You… idiot…it seethed, seizing back its control over her. Too late, only Dex remained and only just long enough for him to lock startled eyes with her. Then he was gone, leaving only the being and the hurricane of its rage battering at her insides.

He was going to call Corporate, tell them what they’d found buried here, tell them what was now inside her.

We are your Corporate’s next greatest weapon,it furiously informed her.You should have left me buried in the sand.

I didn’t know!

That annoyed it even more.We are hunted now. We must run, and you must eat. With me inside you, if you do not feed, you will expire.

Then get out of me!

It couldn’t. Outside of this place, it could not exist—or escape—without her. She had set it free; it was now stuck with her.

It sighed heavily, no longer angry but thoroughly annoyed.

“Infant races,” it said with Lissa’s mouth, just before it shut the door and sealed it.
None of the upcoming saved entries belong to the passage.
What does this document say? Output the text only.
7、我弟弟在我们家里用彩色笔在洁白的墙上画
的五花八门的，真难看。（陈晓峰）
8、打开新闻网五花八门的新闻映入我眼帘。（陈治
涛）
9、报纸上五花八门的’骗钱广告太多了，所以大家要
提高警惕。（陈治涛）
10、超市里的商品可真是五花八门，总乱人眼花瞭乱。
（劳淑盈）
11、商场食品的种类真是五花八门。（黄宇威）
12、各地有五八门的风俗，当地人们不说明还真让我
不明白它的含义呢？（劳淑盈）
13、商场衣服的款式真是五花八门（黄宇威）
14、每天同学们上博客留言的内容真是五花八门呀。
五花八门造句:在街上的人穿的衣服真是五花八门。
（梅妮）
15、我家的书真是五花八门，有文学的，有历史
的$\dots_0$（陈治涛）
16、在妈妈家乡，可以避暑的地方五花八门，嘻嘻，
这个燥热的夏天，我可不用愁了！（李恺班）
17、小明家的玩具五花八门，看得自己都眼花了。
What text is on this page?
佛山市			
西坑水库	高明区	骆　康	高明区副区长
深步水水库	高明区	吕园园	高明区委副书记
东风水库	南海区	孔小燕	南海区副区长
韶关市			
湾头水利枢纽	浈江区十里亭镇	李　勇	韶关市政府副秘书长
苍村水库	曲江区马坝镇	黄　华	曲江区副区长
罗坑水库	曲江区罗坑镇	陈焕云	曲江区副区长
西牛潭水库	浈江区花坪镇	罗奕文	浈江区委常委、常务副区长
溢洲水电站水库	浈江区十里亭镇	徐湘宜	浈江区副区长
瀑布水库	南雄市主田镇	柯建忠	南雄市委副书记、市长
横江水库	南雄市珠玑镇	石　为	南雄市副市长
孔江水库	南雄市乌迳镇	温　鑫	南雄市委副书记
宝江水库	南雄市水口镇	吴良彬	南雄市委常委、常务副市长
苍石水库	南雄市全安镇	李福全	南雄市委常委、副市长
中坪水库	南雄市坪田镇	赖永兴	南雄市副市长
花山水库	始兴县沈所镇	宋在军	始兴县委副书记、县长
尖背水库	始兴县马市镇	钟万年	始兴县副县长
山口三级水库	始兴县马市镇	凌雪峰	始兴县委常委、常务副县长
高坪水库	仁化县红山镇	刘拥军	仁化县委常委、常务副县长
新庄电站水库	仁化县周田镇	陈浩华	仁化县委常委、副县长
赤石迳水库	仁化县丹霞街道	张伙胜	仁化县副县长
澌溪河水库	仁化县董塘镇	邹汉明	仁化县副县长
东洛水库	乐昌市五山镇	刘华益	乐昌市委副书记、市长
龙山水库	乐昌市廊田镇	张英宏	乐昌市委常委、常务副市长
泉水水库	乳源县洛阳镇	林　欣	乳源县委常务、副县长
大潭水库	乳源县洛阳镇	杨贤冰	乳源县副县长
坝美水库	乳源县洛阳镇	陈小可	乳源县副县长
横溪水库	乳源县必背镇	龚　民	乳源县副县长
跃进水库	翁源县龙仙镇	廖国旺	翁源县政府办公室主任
Shaking her head, it strode off into the labyrinth that used to be its prison and did its best to prepare.

CHAPTER TWO

“Two thousand chits,”Olex burped. His tongue flicked out to lick the dust off the aqua goggles that protected his massive eyes from the blowing sand that constantly scrubbed across the landscape of the ‘habitable’ zones of the otherwise lifeless rock that was Cutirut I. Otherwise, he hardly looked up from his books or the mountain of receipts he was tallying.

So much for the ship being a cheap fix. For a moment, Bruwes actually stopped breathing. He couldn’t remember the last time he had two thousand chits, much less two thousand to blow on a ship repair.